Point de vue d'Élise

Les vitres teintées de la berline étaient mon bouclier contre le monde.

J'étais assise sur le parking de la clinique privée Saint-Jude, une ombre dans l'obscurité.

C'était un établissement financé par le clan, conçu pour rafistoler les soldats qui ne pouvaient pas entrer aux urgences sans déclencher un rapport de police.

Mais ce soir, on ne l'utilisait pas pour des blessures par balle.

J'ai regardé les portes automatiques s'ouvrir.

Bastien est sorti le premier.

Il paraissait plus grand que nature sous les dures lumières halogènes de l'entrée, sa silhouette se découpant nettement contre l'éblouissement.

Il rayonnait.

C'était un sourire que je n'avais pas vu depuis des années – pas depuis le jour où il avait signé l'acte de propriété du domaine que j'avais conçu pour lui.

Derrière lui marchait Chloé.

Elle était radieuse, une main posée de manière protectrice sur son bas-ventre.

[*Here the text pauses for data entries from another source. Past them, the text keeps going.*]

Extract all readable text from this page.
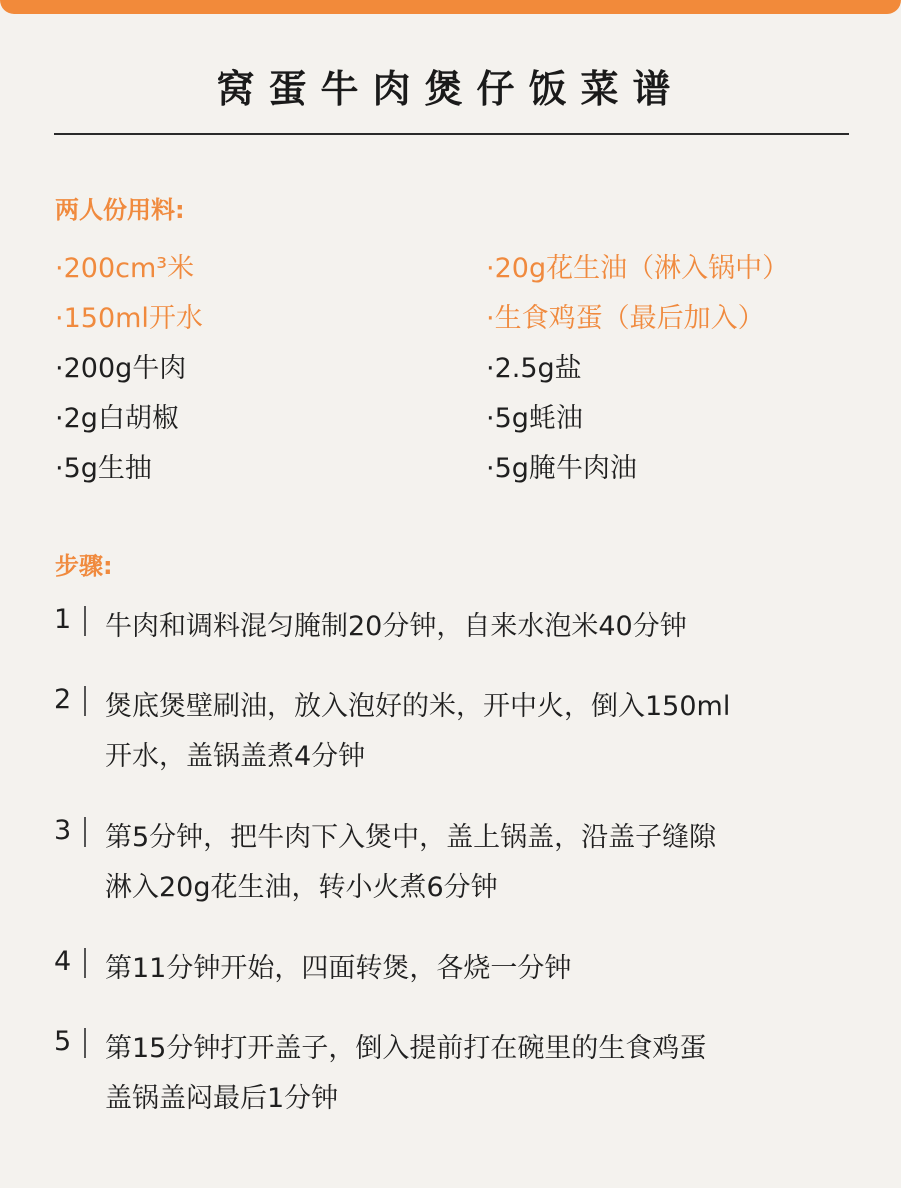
窝蛋牛肉煲仔饭菜谱
两人份用料:
·200cm³米
·150ml开水
·200g牛肉
·2g白胡椒
·5g生抽
·20g花生油（淋入锅中）
·生食鸡蛋（最后加入）
·2.5g盐
·5g蚝油
·5g腌牛肉油
步骤:
1 牛肉和调料混匀腌制20分钟，自来水泡米40分钟
2 煲底煲壁刷油，放入泡好的米，开中火，倒入150ml
开水，盖锅盖煮4分钟
3 第5分钟，把牛肉下入煲中，盖上锅盖，沿盖子缝隙
淋入20g花生油，转小火煮6分钟
4 第11分钟开始，四面转煲，各烧一分钟
5 第15分钟打开盖子，倒入提前打在碗里的生食鸡蛋
盖锅盖闷最后1分钟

On ne voyait encore rien, mais le geste était sans équivoque.

C'était un drapeau planté sur une terre conquise.

Bastien s'est tourné vers elle.

Il ne s'est pas contenté de l'aider à monter dans la voiture qui attendait.

Il s'est agenouillé.

Juste là, sur le bitume.

Le Parrain de la famille Vasseur, un homme qui faisait trembler les conseillers municipaux dans leurs costumes sur mesure, s'est mis à genoux juste pour lui lacer sa chaussure.

Il lui a dit quelque chose, levant les yeux avec une expression d'adoration pure.

Chloé a ri, le son inaudible à travers la vitre mais visible dans la façon dont elle a passé ses doigts dans ses cheveux.

Mon souffle s'est coupé dans ma gorge.

Ce n'était pas l'infidélité qui m'a brisée.

Les hommes comme Bastien avaient des appétits.

J'avais accepté cela comme faisant partie de l'impôt pour sa protection.

C'était la tendresse.

Il ne s'était jamais agenouillé pour moi.

Il ne m'avait jamais regardée avec cet espoir doux et sans défense.

J'étais sa forteresse.

Elle était son foyer.

Mon téléphone a vibré sur mes genoux, brisant le sortilège.

J'ai baissé les yeux.

C'était Chloé.

Bien sûr que c'était elle.

Elle avait dû voir ma voiture, ou peut-être avait-elle simplement senti ma présence comme un requin sent le sang dans l'eau.

Le message était simple.

*« Un fils. Il va enfin avoir un fils. Ne nous attends pas, Élise. On fête ça. »*

J'ai fixé l'écran jusqu'à ce que le rétroéclairage s'éteigne, me replongeant dans l'obscurité.

La hiérarchie était morte.

Le code n'était que cendres.

Il avait introduit un bâtard dans le clan et élevé la maîtresse au-dessus de la femme.

Il m'avait publiquement humiliée dans le seul domaine qui comptait – la lignée.

Je n'ai pas pleuré.

Mes glandes lacrymales semblaient être des lits de rivière desséchés, abandonnés depuis longtemps par la pluie.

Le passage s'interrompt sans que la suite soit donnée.